Le Débat de Terre d'Infos : Préserver la biodiversité sans freiner le développement économique

Johanna BALPE, étudiante à AgroParisTech

Le Débat de Terre d'Infos : Préserver la biodiversité sans freiner le développement économique

L'intensification de l'agriculture des décennies passées combinée à une urbanisation croissante ont contribué à une diminution de la biodiversité. En 2001, l'Europe s'est fixée pour objectif de stopper cette perte d'ici 2010. 756 espèces sont aujourd'hui menacées en France. Des expériences sont en cours pour geler cette diminution de la biodiversité d'ici 2020 .

Mais pourquoi préserver la biodiversité ? Selon Nathalie Kosciusko-Morizet, Ministre de l'Ecologie, « ce n'est pas seulement une question de beauté du monde. La biodiversité est indispensable à la survie des espèces, au développement des activités économiques, à la santé, à la nutrition, et à la résilience environnementale. Afin d'évaluer son importance, il est indispensable de chiffrer les services rendus par la biodiversité, de la mesurer».

Certains économistes ont ainsi estimé que la perte de biodiversité diminuera de 7% le PIB mondial d'ici 2030. Des indices ont été développés pour la calculer, et un observatoire de la biodiversité créé. Les agriculteurs sont également en droit de demander un diagnostic biodiversité : des techniciens des Chambres d'agriculture dénombrent les espèces présentes, précisent les mesures à prendre et démarrent un suivi. L'engagement des agriculteurs est total malgré ce contexte contraignant, et des résultats encourageants sont actuellement observés.


Un sujet nouveau pour le monde agricole

Or Joseph Menard, vice-président de la Commission Environnement et biodiversité des Chambres d'agriculture, précise qu'il s'agit d'un domaine nouveau dans le monde agricole. Si l'on avait déjà beaucoup travaillé sur la biodiversité remarquable par les Parcs Nationaux, la conscience de sa présence dans la microflore animale, végétale et dans le monde agricole est très récente.
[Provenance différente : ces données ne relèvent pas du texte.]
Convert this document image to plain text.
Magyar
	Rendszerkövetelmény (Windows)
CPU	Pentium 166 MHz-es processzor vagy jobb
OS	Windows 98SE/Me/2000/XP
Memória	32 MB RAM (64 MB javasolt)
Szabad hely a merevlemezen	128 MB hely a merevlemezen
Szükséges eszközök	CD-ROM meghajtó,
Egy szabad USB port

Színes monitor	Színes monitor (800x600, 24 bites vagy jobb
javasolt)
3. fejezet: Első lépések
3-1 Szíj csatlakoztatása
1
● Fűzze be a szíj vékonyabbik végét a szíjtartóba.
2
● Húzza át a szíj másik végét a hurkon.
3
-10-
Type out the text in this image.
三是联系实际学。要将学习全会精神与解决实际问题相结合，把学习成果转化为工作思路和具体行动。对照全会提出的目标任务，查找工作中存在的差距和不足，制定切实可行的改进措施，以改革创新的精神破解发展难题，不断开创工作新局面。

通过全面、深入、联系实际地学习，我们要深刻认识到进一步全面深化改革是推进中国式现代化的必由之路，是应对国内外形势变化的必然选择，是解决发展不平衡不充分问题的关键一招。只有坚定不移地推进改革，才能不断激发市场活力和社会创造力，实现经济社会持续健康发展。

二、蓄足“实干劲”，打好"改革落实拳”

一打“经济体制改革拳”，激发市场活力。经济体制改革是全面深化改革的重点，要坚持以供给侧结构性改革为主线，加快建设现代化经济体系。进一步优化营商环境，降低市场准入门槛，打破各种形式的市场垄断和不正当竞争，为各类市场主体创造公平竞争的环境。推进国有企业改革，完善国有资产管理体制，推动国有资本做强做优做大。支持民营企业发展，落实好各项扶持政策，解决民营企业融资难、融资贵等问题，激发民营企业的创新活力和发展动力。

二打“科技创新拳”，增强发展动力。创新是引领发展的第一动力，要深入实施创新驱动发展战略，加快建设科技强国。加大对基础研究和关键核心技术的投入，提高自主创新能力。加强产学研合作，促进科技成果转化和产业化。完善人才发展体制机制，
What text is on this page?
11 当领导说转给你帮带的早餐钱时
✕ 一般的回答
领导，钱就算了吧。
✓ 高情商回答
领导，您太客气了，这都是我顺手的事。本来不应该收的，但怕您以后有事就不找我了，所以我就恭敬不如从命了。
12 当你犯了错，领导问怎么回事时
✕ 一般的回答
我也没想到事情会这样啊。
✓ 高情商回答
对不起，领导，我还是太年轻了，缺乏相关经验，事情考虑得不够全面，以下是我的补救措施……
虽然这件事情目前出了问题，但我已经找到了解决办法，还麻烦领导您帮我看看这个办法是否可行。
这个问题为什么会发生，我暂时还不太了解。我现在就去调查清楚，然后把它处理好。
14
Il faudra faire preuve de consilience pour la préserver sans freiner le développement économique et la production alimentaire.

De nombreux progrès ont également été permis par le GIEC, mais malheureusement, la diversité n'est pas encore au coeur de nos pratiques même si des engagements nationaux ont été mis en place : parcs nationaux, sites Natura2000, réintroduction d'espèces, rotation de cultures, haies, bandes enherbées, couverts végétaux, gestion de l'agrifaune, trames vertes et bleues. Les trames sont des infrastructures naturelles assurant la continuité biologique des écosystèmes pour permettre la migration spécifique.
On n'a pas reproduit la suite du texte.